Die Geschichte referenziert weder anderweitig bekannte Mythos-Bücher noch bezieht sie sich explizit auf Mythos-Gottheiten und deren Diener. (Das kann sie historisch gesehen ja auch noch gar nicht.) Allerdings kann die Musik Erich Zanns durchaus als ein Artefakt des Mythos verstanden werden; würde sie notiert, könnte man sie als „Mythos tome“ interpretieren; und Zanns Aufzeichnungen, die der Wind (?) am Ende der Geschichte verstreut, könnten kongenial neben dem Necronomicon oder De Vermis Mysteriis stehen. Außerdem haben vermutlich die meisten Leserinnen und Leser der Geschichte eine vage Idee, welche „Gottheit“ hinter den Fensterläden warten könnte.

Das vierte Kriterium einer Mythos-Geschichte nach Joshi, „a sense of the cosmic, both spatial and temporal“, ist dagegen voll erfüllt: Das Grauen, das sowohl den Erzähler als auch den titelgebenden Charakter Erich Zann heimsucht, ist gänzlich unfassbar und unbeschreibbar. Es scheint eher eine kosmische Kraft als ein „Wesen“ zu sein.

Auch die Rezeptionsgeschichte von „The Music of Erich Zann“ deutet klar darauf hin, dass spätere Schöpferinnen und Schöpfer von Mythos-Medien sie als Teil des Cthulhu-Mythos ansahen und ansehen. Die Gambe (oder manchmal auch Violine) ist zu einem Mythos-Symbol geworden, das andere Schreibende regelmäßig aufgreifen und dabei die Setzung durch „The Music of Erich Zann“ voraussetzen und referenzieren. (Natürlich ist das Motiv des „teuflischen Geigers“ nicht nur dem Mythos eigen, sondern kommt in der Fantasy und dem Horror öfter vor.)

Was schließen wir nun daraus? Aus meiner Sicht ist die Geschichte klar Teil zumindest des erweiterten Mythos.

Noch einige lose Gedanken zu Lovecrafts Story

Die Geschichte ist enorm anschlussfähig. Nicht nur setzt sie einige neue Symbole in die Welt des Mythos, die später wieder aufgegriffen werden. Alleine über die merkwürdige Topographie ließe sich ein eigener Artikel schreiben.

Der Nicht-Ort

Die Rue d’Auseil – man denkt unwillkürlich an die Rue Morgue von E.A. Poe, was Brian Stableford zu einem „The Legacy of Erich Zann“ (Rezension) mit E.A. Poes Auguste Dupin in der Hauptrolle animieren wird – ist ein Nicht-Ort. Hier will man sich und kann man sich eigentlich nicht aufhalten. (Die Entfremdung ist noch stärker als im in „The Haunter in the Dark“ geschilderten Providence Robert Blakes.)

Die Architektur der Häuser in dieser Gasse ist widersinnig, wie man am Anfang der Geschichte stimmungsvoll nachlesen kann:

The Rue d’Auseil lay across a dark river bordered by precipitous brick blear-windowed warehouses and spanned by a ponderous bridge of dark stone.

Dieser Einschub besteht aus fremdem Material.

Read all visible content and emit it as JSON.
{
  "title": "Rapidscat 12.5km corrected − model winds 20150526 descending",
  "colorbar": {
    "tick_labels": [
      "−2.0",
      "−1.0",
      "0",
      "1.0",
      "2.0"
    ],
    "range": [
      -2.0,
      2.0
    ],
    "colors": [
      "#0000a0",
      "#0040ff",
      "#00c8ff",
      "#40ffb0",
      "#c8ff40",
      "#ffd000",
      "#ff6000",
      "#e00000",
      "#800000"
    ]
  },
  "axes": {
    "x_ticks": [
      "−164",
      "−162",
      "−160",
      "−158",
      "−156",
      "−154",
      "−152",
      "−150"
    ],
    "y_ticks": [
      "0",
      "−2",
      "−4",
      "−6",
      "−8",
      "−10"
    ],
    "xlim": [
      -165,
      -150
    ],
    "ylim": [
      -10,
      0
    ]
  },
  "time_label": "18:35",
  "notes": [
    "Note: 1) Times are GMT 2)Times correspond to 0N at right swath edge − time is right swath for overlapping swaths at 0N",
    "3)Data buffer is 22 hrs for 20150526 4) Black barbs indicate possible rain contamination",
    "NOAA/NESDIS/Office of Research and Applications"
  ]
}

It was always shadowy along that river, as if the smoke of neighbouring factories shut out the sun perpetually. […] I have never seen another street as narrow and steep as the Rue d’Auseil. It was almost a cliff, closed to all vehicles, consisting in several places of flights of steps, and ending at the top in a lofty ivied wall. Its paving was irregular, sometimes stone slabs, sometimes cobblestones, and sometimes bare earth with struggling greenish-grey vegetation. The houses were tall, peaked-roofed, incredibly old, and crazily leaning backward, forward, and sidewise. Occasionally an opposite pair, both leaning forward, almost met across the street like an arch; and certainly they kept most of the light from the ground below. There were a few overhead bridges from house to house across the street.

Die erwähnte Flussbrücke fungiert als Schwelle zu einem fremdartigen Reich, das (zum Glück) nicht ganz von dieser Welt stammt. Auch die zeitliche Dimension bleibt rätselhaft: Wenig in der Geschichte gibt uns Anhaltspunkte für eine temporale Verortung. (Stableford datiert die Geschichte aufs späte 18./frühe 19. Jahrhundert. Diese Deutung ist nicht von der Hand zu weisen, da Zanns Instrument, die Gambe oder „viol“, eher bis ins 18. Jahrhundert gebräuchlich war – und erst durch die historische Aufführungspraxis im späteren 20. Jahrhundert wieder bekannter wurde.) Bemerkenswert ist auch der biographische Bezug Lovecrafts zu Saiteninstrumenten. Wie ich hier nachgezeichnet habe, spielte Lovecraft als Kind die Violine, was durchaus eine Rolle bei der Instrumentenwahl gespielt haben dürfte.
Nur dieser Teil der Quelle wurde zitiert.